Nella Larsen was such an elusive figure from the Harlem Renaissance. Not too much was known about her personal life so it would be inaccurate to claim that she was queer but her novel Passing is often read as possessing queer depictions. The concept of racial passing invites an air of ambiguity to the work that provokes scholars and myself to wonder what else stirs in the subtext. If we observe Passing from a queer lens, it radically changes how we understand the novel and Blackness as a whole.
Passing with queer identity in mind becomes allegorical for living a closeted life and its restrains on one’s happiness; this becomes clear when we close read the two female protagonists meeting after a long time of not seeing one another. Irene and Clare’s relationship is never mentioned in an explicitly sexual or romantic nature but the language that is used to describe their relationship can still apply to sexual or romantic desire. Within the first few pages of the book Irene opens a letter from Clare that begins: “For I am so lonely, so lonely…cannot help longing to be with you again, as I have never longed for anything before; and I have wanted many things in my life, (Larsen, 8)” It’s moments like this throughout the novel where Irene and Clare show such grand affection for one another that it seems almost intimate. Also it wasn’t uncommon for sapphic relationships in literature and media to exist under the veil of a “really close” friendship.

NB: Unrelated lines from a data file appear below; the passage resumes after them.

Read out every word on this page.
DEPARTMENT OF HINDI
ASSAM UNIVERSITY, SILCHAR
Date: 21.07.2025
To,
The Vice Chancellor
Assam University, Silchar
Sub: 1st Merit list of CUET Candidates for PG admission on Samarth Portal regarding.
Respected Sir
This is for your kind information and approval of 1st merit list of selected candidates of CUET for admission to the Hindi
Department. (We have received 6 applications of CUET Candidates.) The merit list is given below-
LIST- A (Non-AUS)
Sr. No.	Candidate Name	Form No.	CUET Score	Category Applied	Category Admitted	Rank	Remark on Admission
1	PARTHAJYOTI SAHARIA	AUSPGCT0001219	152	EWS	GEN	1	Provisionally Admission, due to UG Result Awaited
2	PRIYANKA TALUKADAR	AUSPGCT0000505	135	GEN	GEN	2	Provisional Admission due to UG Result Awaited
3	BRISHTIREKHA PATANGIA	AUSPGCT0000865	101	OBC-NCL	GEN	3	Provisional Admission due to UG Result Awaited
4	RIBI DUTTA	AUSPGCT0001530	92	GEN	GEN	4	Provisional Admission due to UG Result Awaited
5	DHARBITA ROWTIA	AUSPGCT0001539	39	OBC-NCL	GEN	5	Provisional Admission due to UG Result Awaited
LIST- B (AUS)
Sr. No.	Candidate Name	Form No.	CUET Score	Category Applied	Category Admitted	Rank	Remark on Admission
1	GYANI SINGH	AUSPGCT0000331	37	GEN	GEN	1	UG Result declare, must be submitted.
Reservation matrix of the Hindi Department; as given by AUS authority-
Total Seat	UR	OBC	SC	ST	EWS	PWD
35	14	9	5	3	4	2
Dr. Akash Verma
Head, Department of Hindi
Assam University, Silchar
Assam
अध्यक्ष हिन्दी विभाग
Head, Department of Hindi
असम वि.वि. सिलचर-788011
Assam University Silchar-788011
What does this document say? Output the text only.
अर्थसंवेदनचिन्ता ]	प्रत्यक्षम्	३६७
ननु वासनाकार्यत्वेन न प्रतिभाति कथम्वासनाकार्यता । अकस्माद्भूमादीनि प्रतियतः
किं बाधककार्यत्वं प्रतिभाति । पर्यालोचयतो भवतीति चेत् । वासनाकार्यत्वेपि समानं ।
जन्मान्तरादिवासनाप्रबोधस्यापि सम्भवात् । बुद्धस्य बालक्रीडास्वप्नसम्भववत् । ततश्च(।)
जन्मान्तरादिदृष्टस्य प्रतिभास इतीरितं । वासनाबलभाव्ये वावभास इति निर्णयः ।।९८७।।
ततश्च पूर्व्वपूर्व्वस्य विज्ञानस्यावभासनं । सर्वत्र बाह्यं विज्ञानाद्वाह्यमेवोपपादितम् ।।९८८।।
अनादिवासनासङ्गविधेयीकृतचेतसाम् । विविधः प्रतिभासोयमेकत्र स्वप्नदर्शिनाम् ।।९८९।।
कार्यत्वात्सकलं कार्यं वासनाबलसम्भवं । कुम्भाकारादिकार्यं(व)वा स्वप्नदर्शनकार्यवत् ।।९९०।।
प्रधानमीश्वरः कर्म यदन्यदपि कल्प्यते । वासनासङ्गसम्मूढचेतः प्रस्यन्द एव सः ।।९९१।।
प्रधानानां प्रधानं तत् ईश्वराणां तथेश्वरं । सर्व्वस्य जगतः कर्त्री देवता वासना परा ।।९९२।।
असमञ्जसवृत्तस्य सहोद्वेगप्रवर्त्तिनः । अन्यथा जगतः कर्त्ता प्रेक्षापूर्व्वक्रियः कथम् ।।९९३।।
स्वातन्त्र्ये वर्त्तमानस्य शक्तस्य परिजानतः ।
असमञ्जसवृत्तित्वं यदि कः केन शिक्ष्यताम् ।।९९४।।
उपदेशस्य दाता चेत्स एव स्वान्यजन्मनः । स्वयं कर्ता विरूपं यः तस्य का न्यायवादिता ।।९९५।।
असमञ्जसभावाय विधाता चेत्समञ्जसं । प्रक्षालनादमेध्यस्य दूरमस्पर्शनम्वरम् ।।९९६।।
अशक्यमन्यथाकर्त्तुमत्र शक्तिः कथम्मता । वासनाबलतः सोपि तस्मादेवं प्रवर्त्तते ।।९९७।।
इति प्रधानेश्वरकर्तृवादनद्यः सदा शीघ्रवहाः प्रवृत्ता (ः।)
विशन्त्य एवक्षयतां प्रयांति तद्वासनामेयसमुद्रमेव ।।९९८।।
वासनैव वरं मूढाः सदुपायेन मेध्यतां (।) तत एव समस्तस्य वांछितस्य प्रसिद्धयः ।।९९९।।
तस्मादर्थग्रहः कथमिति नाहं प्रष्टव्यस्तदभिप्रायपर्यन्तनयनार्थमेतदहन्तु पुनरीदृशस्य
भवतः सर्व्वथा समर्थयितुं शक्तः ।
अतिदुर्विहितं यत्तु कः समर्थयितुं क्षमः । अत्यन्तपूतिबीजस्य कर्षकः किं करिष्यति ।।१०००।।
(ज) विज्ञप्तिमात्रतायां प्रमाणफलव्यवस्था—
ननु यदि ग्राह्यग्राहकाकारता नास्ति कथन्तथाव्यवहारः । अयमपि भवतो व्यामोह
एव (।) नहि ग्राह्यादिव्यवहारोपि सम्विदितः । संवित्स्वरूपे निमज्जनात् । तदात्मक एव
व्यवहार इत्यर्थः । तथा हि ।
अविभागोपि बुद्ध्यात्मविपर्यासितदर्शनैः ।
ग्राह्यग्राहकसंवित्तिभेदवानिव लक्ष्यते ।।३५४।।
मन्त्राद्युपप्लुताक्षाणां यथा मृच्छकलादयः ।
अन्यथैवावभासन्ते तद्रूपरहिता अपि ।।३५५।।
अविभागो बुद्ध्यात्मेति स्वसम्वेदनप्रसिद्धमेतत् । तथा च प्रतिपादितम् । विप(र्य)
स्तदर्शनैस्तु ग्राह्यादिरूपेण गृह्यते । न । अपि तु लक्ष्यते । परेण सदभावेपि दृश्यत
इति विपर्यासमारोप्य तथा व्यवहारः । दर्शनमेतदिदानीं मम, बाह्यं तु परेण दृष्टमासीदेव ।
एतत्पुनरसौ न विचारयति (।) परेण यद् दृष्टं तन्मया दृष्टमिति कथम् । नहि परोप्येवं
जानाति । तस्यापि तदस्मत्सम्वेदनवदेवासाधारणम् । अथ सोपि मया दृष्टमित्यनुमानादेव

This novel entertains the idea of murkiness; every interpretation of it is speculative. I agree with literary scholar Lori Harrison-Kahan on her view that the characters of the novel are “moving back and forth between racial and sexual passing (Harrison-Kahan, 2002)”. Both kinds of passing seem to be sharing space in this narrative. Irene’s feelings toward Clare alternates from feelings of disgust, enticement, admiration, and fear all throughout; I can’t help but connect all of these emotions to a desire and sexual frustration. Irene’s interiority and discomfort with Clare around could denote shame for her sexual attraction toward Clare.
Queering Passing also shifts the lens of the novel’s tragic ending. It’s my opinion that Irene pushed Clare out of the window as an act of love. Another text where I’ve seen this was Safe by Georgia Douglas Johnson. The main character murders her infant moments after delivery because she was afraid that her son would eventually be lynched anyway. The play ends with the devastating words: “Now he’s safe––safe from the lynchers! Safe!” (Johnson, 1929). It could very well be that Irene had the same attitude when pushing Clare out of the window; she might’ve thought that Clare falling to her death was protecting from a much more vicious fate. It’s my assumption that Larsen is contributing to a history of Black literature that imagines death as an escape from racial cruelty. Reacquainting novel with queer identity colors this moment as an action made out of romantic love for Clare.